Tribunal especial condena 44 piratas somalis à prisão perpétua; elogia a Marinha pela ação rápida


Mumbai: Um tribunal especial em Mumbai condenou na segunda-feira 44 cidadãos somalis à prisão perpétua em dois casos distintos, sob a acusação de pirataria e outros crimes.

O tribunal também apreciou a bravura da Marinha Indiana no cumprimento do dever legal e internacional na letra e no espírito, assumindo todos os custos e riscos.

Ao impor a pena máxima de prisão perpétua, o Juiz Especial SB Dige salientou que os crimes cometidos pelos arguidos eram de natureza grave.

Todos os 44 arguidos, 35 num caso e nove no outro, declararam-se culpados em tribunal e pediram clemência.

O tribunal disse estar ciente da situação dos acusados ​​e do fato de que eles se declararam culpados voluntariamente.


“Mas, por outro lado, o ato de pirataria em alto mar, ao sequestrar um navio e manter os tripulantes como reféns para obter resgate, tentando matá-los e mantê-los como escudo humano e desobedecendo às instruções legais da Marinha indiana, são coisas muito sérias que não podem ser encaradas casualmente”, disse o tribunal.
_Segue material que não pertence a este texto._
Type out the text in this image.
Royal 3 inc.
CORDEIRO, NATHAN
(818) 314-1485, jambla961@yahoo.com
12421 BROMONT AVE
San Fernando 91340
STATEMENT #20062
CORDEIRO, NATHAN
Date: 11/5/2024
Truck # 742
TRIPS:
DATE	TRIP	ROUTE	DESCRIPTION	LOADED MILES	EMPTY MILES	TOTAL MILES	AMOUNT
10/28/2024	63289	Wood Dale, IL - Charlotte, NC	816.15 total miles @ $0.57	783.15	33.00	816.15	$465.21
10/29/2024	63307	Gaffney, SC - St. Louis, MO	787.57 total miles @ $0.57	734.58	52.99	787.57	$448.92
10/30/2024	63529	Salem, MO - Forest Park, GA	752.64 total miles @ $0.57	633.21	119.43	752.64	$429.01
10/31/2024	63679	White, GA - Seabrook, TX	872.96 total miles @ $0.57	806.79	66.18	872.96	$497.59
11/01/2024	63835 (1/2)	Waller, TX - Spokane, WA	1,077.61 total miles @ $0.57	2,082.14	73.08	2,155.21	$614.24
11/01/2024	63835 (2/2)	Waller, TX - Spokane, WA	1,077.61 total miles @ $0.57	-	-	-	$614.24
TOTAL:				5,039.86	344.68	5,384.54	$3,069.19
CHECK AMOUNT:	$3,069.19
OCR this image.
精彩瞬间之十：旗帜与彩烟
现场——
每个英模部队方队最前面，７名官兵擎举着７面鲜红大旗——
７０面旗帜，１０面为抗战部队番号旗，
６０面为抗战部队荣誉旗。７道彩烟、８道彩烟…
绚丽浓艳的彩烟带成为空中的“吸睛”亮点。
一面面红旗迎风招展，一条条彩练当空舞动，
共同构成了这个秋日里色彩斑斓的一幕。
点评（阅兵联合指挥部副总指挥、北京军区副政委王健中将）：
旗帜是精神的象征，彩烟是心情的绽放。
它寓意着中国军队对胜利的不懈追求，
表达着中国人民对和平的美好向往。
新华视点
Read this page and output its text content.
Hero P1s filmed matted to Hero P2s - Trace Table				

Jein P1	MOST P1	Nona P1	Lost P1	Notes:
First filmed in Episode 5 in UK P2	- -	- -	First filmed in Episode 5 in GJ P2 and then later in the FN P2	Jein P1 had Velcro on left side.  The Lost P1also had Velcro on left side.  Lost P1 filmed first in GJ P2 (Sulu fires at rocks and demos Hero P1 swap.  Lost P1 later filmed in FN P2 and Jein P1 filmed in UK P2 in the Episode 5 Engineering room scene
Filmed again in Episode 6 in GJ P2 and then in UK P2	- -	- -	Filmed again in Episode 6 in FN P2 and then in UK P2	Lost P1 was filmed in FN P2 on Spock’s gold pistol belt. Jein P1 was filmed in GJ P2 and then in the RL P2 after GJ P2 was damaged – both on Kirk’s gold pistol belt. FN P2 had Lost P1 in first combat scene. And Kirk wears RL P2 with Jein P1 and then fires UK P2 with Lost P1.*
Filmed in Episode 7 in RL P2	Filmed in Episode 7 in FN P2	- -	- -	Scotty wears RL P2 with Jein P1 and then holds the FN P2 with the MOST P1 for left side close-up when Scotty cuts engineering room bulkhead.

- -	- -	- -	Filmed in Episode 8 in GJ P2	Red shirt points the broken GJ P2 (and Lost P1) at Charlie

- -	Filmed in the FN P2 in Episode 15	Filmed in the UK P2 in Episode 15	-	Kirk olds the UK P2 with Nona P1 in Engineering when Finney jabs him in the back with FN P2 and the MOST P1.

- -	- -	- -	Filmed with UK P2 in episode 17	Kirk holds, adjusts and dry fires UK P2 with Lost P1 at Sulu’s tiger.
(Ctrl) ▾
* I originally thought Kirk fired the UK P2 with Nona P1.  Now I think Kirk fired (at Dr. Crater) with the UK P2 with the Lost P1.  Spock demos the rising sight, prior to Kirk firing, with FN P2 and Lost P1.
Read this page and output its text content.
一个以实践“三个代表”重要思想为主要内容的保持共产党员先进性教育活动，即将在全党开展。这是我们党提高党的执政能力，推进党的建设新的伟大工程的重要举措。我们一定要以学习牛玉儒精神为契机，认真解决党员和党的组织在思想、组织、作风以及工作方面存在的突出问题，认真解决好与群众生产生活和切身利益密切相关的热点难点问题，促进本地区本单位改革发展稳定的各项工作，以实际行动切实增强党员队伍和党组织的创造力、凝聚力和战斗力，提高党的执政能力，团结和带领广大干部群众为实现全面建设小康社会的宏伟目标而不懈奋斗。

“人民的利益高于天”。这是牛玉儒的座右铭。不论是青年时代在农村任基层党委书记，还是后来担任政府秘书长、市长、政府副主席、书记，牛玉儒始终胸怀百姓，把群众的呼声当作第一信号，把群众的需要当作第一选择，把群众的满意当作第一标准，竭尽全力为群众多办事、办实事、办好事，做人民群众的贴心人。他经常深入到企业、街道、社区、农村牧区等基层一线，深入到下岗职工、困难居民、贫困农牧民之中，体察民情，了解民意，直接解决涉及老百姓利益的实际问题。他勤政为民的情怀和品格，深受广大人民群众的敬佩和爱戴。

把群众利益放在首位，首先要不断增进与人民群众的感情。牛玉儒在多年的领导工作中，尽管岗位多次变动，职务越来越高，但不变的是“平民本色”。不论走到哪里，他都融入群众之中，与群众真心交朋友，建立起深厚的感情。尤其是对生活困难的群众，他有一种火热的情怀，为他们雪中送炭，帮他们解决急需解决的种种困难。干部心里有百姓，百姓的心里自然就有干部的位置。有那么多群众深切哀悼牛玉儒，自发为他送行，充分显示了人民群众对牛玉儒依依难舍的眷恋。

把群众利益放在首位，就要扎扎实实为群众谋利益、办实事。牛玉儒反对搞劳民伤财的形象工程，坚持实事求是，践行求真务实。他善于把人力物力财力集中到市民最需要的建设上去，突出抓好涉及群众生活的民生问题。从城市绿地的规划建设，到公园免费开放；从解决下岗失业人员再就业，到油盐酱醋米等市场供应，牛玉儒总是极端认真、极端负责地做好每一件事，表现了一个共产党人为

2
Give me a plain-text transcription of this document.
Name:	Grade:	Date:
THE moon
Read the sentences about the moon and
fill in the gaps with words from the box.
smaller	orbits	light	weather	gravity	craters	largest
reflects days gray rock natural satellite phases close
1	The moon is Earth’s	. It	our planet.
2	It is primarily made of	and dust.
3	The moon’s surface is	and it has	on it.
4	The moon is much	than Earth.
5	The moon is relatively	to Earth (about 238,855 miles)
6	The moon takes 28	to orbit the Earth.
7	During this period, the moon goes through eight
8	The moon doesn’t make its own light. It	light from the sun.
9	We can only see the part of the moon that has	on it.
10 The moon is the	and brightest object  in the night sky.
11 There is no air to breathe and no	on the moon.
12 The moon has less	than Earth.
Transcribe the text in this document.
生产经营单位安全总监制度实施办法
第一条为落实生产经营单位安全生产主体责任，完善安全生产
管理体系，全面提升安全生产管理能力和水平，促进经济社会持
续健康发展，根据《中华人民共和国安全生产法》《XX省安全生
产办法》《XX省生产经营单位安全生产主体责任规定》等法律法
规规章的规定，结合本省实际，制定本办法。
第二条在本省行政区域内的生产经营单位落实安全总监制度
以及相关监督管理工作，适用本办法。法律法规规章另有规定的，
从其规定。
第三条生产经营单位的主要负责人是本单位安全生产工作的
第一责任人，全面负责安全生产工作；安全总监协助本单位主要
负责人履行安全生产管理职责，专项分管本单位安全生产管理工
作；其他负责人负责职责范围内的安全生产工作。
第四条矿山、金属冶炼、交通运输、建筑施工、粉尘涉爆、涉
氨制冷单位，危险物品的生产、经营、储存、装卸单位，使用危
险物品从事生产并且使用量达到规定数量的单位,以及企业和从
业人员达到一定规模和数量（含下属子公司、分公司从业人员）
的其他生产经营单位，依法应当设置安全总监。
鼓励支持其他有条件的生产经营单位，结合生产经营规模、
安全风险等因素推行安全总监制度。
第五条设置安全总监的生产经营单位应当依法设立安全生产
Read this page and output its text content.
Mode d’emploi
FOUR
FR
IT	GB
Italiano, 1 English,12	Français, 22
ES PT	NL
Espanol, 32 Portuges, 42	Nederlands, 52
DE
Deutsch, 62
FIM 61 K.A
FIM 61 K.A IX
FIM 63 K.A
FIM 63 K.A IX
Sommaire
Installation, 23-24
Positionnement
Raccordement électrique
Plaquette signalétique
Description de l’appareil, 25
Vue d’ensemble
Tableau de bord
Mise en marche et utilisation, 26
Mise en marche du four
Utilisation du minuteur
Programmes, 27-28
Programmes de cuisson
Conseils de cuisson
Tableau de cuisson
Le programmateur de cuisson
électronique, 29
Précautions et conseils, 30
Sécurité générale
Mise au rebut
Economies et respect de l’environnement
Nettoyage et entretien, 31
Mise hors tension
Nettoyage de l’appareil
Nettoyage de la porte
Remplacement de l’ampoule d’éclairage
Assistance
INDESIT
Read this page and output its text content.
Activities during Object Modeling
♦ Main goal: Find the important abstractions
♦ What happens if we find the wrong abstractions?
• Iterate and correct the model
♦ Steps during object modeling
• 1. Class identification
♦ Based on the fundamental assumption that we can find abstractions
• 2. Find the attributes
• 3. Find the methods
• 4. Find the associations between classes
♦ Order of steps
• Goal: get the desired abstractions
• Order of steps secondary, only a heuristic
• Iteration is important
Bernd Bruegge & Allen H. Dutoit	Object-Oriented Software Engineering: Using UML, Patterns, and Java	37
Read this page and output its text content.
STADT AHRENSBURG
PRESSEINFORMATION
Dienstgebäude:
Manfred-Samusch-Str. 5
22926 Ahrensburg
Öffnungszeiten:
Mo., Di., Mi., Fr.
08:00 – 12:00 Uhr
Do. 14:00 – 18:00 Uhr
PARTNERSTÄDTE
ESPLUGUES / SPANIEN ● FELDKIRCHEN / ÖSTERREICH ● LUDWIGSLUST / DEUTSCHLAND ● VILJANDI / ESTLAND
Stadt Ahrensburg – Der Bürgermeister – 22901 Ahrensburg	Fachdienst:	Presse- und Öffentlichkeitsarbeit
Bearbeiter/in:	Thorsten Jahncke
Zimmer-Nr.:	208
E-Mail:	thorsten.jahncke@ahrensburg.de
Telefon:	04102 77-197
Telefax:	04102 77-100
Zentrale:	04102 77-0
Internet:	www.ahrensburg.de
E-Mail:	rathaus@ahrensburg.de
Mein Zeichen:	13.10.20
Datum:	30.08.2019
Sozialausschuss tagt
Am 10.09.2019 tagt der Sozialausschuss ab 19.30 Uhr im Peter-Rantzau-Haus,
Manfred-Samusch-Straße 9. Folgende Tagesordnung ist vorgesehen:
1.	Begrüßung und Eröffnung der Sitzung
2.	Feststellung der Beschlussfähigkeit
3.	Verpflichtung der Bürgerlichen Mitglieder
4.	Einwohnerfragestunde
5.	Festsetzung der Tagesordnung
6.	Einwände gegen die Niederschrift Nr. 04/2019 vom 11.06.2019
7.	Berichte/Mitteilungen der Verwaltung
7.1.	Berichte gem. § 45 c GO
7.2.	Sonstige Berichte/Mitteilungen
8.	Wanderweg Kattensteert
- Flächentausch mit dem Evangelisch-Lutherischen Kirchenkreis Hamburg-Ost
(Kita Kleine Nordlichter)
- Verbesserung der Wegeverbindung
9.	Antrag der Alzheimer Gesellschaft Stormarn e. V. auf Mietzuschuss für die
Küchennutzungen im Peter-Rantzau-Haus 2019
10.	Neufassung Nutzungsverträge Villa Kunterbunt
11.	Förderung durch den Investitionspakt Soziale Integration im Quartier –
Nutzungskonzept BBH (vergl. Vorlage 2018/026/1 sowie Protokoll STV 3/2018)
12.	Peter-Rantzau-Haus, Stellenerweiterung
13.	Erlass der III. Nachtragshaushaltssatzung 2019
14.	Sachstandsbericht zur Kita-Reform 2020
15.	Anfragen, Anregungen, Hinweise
Os acusados ​​​​foram condenados ao abrigo do Código Penal Indiano, da Lei das Armas, da Lei do Passaporte, da Lei dos Estrangeiros, da Lei Antipirataria e da Lei das Substâncias Explosivas. No caso em que nove pessoas foram acusadas, segundo a acusação, os navios de guerra indianos Trishul e Sumedha foram destacados para o Golfo de Aden (costa leste da Somália).

Em março de 2024, um alerta de sequestro foi recebido do FV Al Kambar, de bandeira iraniana, levando à prisão de nove cidadãos somalis após a resposta do INS Trushul e Sumedha.

A promotoria alegou que os piratas sequestraram e mantiveram os tripulantes do navio iraniano como reféns por cerca de três dias para pedir resgate e os ameaçaram de matá-los ou feri-los com armas mortais como rifles AK-47, granadas de mão, etc.

Os acusados ​​também abriram fogo contra os navios de guerra indianos e, portanto, cometeram atos de terrorismo, que merecem a punição mais severa, disse a promotoria.

Os nove réus pediram clemência alegando que eram cidadãos somalis pobres e sem instrução, com filhos pequenos em casa.

Eles instaram o tribunal a considerar o fato de terem se declarado culpados voluntariamente. Disseram também que existem relações diplomáticas cordiais entre a Índia e a Somália.

No segundo caso, o INS Kolkata prendeu, em dezembro de 2023, 35 acusados, todos de nacionalidade somali, que sequestraram o navio mercante (MV) Ex-Ruen, um graneleiro de bandeira maltesa.

Estes arguidos também foram acusados ​​e condenados ao abrigo das disposições da Lei de Prevenção de Actividades Ilícitas.